Without an instant’s hesitation (though she later confessed to having a desperate fear of the water), she raced to the brink and dove in, grabbing the little boy.  At which point she discovered to her shock that the child she was saving from imminent drowning was, in fact, her own.

She started screaming, “It’s my son!  It’s my son!”, and managed to get to one of the nearby wooden pilings, to which she clung for dear life.

Cue the bystanders.  A few of them managed to pull Alessandro up onto dry land, while someone else called the ambulance, one of which miraculously happened to be nearby.  It zoomed up, the rescuers proceeded to rescue the two women and the boy, and whisked them to the Emergency Room.  Lucia and Alessandro were dismissed (evidently the bronchitis conceded the right of way in the face of a larger threat), but the grandmother was checked in for an injury to her leg.  All told, though, you could say that everybody was going to live happily ever after.

Except that I wonder about that.

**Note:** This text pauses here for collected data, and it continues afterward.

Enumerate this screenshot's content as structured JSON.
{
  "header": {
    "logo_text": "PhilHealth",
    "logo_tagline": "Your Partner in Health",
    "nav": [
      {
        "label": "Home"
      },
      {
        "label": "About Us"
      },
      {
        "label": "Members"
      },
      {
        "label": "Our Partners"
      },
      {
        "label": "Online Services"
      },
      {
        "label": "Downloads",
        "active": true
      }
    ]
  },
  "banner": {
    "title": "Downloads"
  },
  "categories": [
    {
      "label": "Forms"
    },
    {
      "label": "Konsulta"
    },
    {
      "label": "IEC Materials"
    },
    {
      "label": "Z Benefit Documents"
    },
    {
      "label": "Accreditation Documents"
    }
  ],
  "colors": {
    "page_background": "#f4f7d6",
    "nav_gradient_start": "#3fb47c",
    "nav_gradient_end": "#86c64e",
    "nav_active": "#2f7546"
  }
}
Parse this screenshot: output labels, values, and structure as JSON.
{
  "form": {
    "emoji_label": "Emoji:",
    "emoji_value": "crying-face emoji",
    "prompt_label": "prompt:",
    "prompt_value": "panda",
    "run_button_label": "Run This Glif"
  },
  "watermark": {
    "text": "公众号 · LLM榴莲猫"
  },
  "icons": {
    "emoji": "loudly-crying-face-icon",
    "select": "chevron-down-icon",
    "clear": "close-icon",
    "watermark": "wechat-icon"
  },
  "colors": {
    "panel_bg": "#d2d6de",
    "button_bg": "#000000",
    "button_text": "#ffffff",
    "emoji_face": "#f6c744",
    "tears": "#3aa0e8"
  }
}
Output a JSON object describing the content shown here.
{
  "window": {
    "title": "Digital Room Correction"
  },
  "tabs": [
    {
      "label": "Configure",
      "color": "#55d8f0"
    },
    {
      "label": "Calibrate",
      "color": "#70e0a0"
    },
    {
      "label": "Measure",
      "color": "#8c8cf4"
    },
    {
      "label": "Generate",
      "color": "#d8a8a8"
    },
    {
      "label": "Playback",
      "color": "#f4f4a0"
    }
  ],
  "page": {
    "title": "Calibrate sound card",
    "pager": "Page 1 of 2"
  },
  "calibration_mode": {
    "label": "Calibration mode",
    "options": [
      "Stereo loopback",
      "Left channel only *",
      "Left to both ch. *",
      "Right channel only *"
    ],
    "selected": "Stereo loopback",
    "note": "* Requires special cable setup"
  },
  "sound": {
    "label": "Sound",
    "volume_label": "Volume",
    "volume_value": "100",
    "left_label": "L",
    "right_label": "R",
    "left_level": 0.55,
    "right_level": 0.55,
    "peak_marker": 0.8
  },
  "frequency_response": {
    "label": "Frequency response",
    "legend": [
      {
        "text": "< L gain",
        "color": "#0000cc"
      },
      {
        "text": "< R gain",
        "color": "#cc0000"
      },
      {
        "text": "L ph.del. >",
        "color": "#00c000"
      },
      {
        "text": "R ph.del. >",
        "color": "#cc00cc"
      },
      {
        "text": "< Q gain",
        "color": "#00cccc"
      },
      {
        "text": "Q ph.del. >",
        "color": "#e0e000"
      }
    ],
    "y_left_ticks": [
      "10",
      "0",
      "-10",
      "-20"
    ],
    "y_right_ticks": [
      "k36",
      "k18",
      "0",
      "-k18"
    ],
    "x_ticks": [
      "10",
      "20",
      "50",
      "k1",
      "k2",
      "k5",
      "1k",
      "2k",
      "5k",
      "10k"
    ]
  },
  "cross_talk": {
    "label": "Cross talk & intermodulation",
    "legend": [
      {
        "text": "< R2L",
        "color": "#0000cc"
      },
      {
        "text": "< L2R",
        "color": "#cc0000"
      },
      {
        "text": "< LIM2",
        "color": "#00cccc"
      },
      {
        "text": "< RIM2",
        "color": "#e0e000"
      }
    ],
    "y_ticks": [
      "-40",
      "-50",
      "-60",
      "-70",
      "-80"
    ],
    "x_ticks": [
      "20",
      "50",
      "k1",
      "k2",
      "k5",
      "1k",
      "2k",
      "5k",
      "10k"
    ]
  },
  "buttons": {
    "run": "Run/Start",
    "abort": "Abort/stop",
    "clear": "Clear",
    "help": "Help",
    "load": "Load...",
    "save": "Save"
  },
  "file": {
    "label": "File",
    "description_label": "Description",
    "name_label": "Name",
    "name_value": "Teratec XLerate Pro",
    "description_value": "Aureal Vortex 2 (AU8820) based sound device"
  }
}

The fact that it was Lucia’s mother-in-law would almost inevitably have a certain bearing on life chez Alessandro till both women pass away, and possibly after. Because I would bet money that the family’s future is going to be composed of daily doubts, half-uttered recriminations, dark silences, and about a million spiky little questions before anybody goes out the door anymore.

And Alessandro, who may or may not remember much of this, and who certainly qualifies as a bystander as much as any geezer down the way fishing for seppie, is doomed to live the rest of his life trapped in this family drama like a trilobite in slowly hardening mud.

In case you were to be tempted to think this event too improbable to be true, a reality check is provided by the immediate finger-pointing and blame-assigning which followed.

Let me ask who you think is to blame for this near tragedy?

If you said “The city of Venice, because they let the pavement deteriorate to such a state that a grandmother with a stroller is virtually destined to trip and fall, risking her life, the unthinking cads,” you’d be in line with Lucia, who stated that it is shameful that people can’t walk along the riva without risking their life, though she didn’t specify at which point on the riva a rational person (the very edge?) might be likely to meander.

The Gazzettino has interpreted this event in the same way, concluding its report by observing that this kind of disaster was practically inevitable, given the constant degradation of the pavement which the city continues to ignore, except for occasionally slapping some cement on the worst problem spots.

On the other hand, if you said, “The grandmother,” you’d be in line with me.

I realize that in most situations, one’s first impulse is not to blurt, “Crikey, I totally screwed up, what was I thinking?”  But while I am usually several steps behind the last person to defend the city from its innumerable instances of neglect and indifference, I think it’s a bit of a reach to criticize the paving stones for where you put your feet.   Or, for that matter, your entire body (plus stroller and grandchild).

The Riva dei Sette Martiri is about 70 feet (22 meters) wide.  I don’t believe that walking along its center would put your life at risk. Why would anybody (who wasn’t fishing for seppie) feel the urge to walk along its very edge?  It’s like somebody walking along the shoulder of a six-lane interstate highway stumbling on some gravel and then blaming the city because a truck nearly ran them over.

They’re all alive, though, so I guess the city doesn’t have to scramble the fighter repair crew.  Until something really, really serious happens, the administration tends to take the “It seemed so real, but thank God it was just a bad dream” approach to the city’s problems.

But let me respectfully point out to any future grandmothers that whether the stones are smooth or jagged, there will always be water in the lagoon.

Or maybe the city’s to blame for that too.